Here’s what makeTransactions looks like:

    private fun makeTransactions(signFirstTX: Boolean = true, withAttachment: SecureHash? = null): Pair<SignedTransaction, SignedTransaction> {
        // Make a chain of custody of dummy states and insert into node A.
        val dummy1: SignedTransaction = DummyContract.generateInitial(0, notary, MEGA_CORP.ref(1)).let {
            if (withAttachment != null)
                it.addAttachment(withAttachment)
            if (signFirstTX)
                it.signWith(MEGA_CORP_KEY)
            it.signWith(DUMMY_NOTARY_KEY)
            it.toSignedTransaction(false)
        }
        val dummy2: SignedTransaction = DummyContract.move(dummy1.tx.outRef(0), MINI_CORP_PUBKEY).let {
            it.signWith(MEGA_CORP_KEY)
            it.signWith(DUMMY_NOTARY_KEY)
            it.toSignedTransaction()
        }
        a.database.transaction {
            a.services.recordTransactions(dummy1, dummy2)
        }
        return Pair(dummy1, dummy2)
    }

We’re using the DummyContract, a simple test smart contract which stores a single number in its states, along with ownership and issuer information.
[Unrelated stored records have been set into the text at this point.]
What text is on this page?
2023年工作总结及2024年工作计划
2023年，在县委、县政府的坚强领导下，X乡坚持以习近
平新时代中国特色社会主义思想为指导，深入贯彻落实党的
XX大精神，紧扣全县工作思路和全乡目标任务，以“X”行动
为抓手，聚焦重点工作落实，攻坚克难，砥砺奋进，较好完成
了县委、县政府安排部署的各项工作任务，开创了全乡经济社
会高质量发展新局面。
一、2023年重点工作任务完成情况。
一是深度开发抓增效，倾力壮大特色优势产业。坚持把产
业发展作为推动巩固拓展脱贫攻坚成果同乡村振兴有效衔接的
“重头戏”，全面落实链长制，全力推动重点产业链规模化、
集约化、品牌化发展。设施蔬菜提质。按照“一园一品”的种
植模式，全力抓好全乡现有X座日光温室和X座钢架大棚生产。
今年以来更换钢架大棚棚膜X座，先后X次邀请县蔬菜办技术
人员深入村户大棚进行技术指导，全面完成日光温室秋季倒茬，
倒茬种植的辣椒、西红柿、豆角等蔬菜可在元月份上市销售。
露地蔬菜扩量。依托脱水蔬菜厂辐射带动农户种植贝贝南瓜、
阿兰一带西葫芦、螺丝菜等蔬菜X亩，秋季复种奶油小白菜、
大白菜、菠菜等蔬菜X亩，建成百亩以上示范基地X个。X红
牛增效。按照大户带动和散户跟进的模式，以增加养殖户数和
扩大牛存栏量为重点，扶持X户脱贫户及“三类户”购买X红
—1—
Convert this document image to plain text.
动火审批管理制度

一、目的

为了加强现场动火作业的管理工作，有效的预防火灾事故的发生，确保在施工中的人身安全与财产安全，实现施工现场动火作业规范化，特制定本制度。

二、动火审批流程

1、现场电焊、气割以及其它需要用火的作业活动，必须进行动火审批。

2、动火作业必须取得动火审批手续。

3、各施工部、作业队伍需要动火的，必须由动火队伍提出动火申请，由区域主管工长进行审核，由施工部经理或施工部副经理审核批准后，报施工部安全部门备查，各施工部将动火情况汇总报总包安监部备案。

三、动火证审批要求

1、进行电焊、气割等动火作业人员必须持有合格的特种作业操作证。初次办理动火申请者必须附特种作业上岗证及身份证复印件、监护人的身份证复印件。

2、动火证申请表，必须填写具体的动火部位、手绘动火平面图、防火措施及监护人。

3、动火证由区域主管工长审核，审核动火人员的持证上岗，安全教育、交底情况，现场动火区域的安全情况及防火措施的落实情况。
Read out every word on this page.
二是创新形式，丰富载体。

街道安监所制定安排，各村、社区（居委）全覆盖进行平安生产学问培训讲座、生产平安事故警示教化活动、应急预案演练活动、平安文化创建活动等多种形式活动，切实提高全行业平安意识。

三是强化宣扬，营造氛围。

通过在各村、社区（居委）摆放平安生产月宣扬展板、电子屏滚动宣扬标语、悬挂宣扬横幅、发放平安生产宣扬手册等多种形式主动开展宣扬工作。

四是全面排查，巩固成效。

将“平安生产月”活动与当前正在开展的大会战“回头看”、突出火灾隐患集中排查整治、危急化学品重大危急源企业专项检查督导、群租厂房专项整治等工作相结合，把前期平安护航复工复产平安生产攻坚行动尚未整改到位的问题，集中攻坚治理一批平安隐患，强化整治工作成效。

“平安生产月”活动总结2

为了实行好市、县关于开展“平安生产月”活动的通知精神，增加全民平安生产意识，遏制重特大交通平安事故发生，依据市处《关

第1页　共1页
You can issue such states, exit them and re-assign ownership (move them). It doesn’t do anything else. This code simply creates a transaction that issues a dummy state (the issuer is MEGA_CORP, a pre-defined unit test identity), signs it with the test notary and MegaCorp keys and then converts the builder to the final SignedTransaction. It then does so again, but this time instead of issuing it re-assigns ownership instead. The chain of two transactions is finally committed to node A by sending them directly to the a.services.recordTransaction method (note that this method doesn’t check the transactions are valid) inside a database.transaction. All node flows run within a database transaction in the nodes themselves, but any time we need to use the database directly from a unit test, you need to provide a database transaction as shown here.

And that’s it: you can explore the documentation for the MockNetwork API here.